「チームの役に立てない人と貢献できる人を分ける違いがあります」
そう語るのは、著書『先生、どうか皆の前でほめないで下さい』がベストセラーになるなど、メディアにも多数出演する金間大介さん。金沢大学の教授であり、モチベーション研究を専門とし、その知見を活かして企業支援もおこなっています。
その金間さんの新作が『ライバルはいるか?』です。社会人1200人に調査を行い、世界中の論文や研究を調べ、「誰かと競う」ことが人生にもたらす影響を解き明かしました。挑戦する勇気を得られる内容に、「これは名著だ!」「人生のモヤモヤが晴れた!」との声が多数寄せられています。この記事では、本書より一部を抜粋・編集して、「チームに貢献できる人の特徴」を紹介します。

チームの役に立てない「モブキャラで終わる人」と「チームに貢献できる人」の、たった1つの違いPhoto: Adobe Stock

「モブでいたい」と言う若者たちへ

「自分はモブのままでいい。モブのままがいい」

 そう言う人もいるだろう。
 僕がこれまで手掛けてきた若者に対する研究では、確かにそういった気質を持った若者が多いことが明らかになっている。

 研究者の僕としては、そのデータに向き合い、客観的な思考を深める。
 でも、ひとりの人間としての僕の主観は、まだそのデータを受け入れていない。

 自分にしかできない何かで、チームに貢献する。自分のやるべきことが明確になり、そこに意識が集中する。言葉はなくとも、周りの人が認めてくれているのがわかる。自分がチームのメンバーで良かったと、周りの人が思ってくれているのが伝わる。

 そう感じられる状態は、何ものにも代えがたいものだ。

 そのために「個」を鍛えること。
 チームに貢献するために、徹底的に「個」を意識すること。

 僕はこれを強く提案したい。

この世界は「個人戦」でできている

 ここまで、本研究を通して、多くのライバル像と向き合ってきた。
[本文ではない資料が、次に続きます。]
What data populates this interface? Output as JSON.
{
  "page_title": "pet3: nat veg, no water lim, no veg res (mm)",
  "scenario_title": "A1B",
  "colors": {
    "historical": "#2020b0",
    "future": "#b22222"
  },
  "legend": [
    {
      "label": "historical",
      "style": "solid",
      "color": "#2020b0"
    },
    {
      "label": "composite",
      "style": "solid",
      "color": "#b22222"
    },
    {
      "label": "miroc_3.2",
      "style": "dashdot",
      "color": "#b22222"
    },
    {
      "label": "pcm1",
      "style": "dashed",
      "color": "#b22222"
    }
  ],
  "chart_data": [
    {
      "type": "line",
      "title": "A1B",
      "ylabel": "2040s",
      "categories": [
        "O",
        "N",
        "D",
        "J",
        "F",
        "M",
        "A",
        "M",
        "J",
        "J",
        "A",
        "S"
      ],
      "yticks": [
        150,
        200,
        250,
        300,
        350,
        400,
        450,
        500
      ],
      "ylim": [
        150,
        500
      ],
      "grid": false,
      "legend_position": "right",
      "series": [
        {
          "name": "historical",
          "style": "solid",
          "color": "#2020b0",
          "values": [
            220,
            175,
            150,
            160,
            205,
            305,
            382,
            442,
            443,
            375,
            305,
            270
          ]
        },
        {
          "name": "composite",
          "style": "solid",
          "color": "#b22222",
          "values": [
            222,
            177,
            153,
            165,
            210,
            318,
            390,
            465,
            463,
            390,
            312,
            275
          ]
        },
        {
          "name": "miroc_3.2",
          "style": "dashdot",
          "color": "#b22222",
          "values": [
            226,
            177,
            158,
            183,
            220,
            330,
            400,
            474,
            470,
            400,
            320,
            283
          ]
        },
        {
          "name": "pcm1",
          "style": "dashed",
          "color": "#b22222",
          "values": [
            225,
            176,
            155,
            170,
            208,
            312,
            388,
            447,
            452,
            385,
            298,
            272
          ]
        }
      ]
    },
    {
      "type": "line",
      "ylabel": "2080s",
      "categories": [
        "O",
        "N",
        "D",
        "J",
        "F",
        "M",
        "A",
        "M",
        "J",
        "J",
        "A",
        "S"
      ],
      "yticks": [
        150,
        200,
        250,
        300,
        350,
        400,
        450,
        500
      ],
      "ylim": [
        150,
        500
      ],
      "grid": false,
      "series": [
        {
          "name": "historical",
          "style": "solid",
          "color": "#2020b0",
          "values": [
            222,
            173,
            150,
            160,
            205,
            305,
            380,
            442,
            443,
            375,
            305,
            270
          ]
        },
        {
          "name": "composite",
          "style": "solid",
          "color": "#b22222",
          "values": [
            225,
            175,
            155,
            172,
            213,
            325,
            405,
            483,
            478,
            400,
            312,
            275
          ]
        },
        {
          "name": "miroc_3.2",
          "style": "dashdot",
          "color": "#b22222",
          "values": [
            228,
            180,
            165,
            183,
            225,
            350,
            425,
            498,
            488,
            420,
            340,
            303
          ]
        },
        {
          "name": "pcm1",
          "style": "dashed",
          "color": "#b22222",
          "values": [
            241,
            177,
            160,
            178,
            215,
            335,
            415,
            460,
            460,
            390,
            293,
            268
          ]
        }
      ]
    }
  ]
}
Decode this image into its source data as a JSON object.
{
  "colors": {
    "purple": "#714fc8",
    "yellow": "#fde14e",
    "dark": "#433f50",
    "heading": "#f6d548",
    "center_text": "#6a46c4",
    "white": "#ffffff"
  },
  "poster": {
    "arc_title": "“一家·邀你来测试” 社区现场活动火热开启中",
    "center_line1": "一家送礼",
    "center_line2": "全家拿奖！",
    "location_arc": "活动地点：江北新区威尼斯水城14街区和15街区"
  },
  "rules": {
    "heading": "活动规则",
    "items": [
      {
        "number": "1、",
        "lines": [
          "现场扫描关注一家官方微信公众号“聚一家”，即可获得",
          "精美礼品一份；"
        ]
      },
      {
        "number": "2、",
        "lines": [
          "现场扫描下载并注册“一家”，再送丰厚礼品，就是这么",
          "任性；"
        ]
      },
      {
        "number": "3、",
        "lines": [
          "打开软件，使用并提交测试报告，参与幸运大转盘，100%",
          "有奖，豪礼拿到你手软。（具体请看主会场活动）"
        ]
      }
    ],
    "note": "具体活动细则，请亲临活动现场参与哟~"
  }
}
質問票調査やインタビュー調査、先行研究、そして僕自身の経験も踏まえ、1つの結論に至る。

 それは「この世界は個人戦でできている」ということ。

 チームで戦うとはどういうことか。僕たちにとって、最高のチームとは何か。
 この問いを突き詰めれば突き詰めるほど、「個」としての重要性が浮上する。
 きっとこれが本質だ。

 ほとんどの人は、組織やチームの一員として活動している。受験のような個々の戦いでさえ、仲間を意識することは多い。

 では、そのとき念頭に置く「仲間」とは誰か。
 そのとき想像する「仲間」とはどんな人か。
 僕が行ってきた「ライバル」研究とは、この問いに正対し、徹底的に「仲間」の解像度を上げていくプロセスと同義だった。

 そうして浮かび上がってきた結論が、「個」としての強さの重要性だ。

個人戦を戦える者のみがチームに貢献できる

 受験どころか、バレーボールやサッカーのようなチーム競技でさえ、力の源は個人に起因する。
 チームというが、その実は個人がすべてだ。個人が力を発揮しなければ、チームなど意味がない。

 したがって、ここから帰結されるもう1つの結論がこれだ。 

 個人戦を戦える者だけが、本当の意味でチームに貢献することができる。

 誰でもチームや社会に貢献したいという気持ちはあると思う。そんなときこそ、自分自身の「個」としての価値を本気で思考し、高める必要がある。

 自分が担うべき役割は何か。今とるべきベストのアプローチは何か。
 そうして自発的に思考するからこそ、チームに新たな力をもたらすことができるのだ。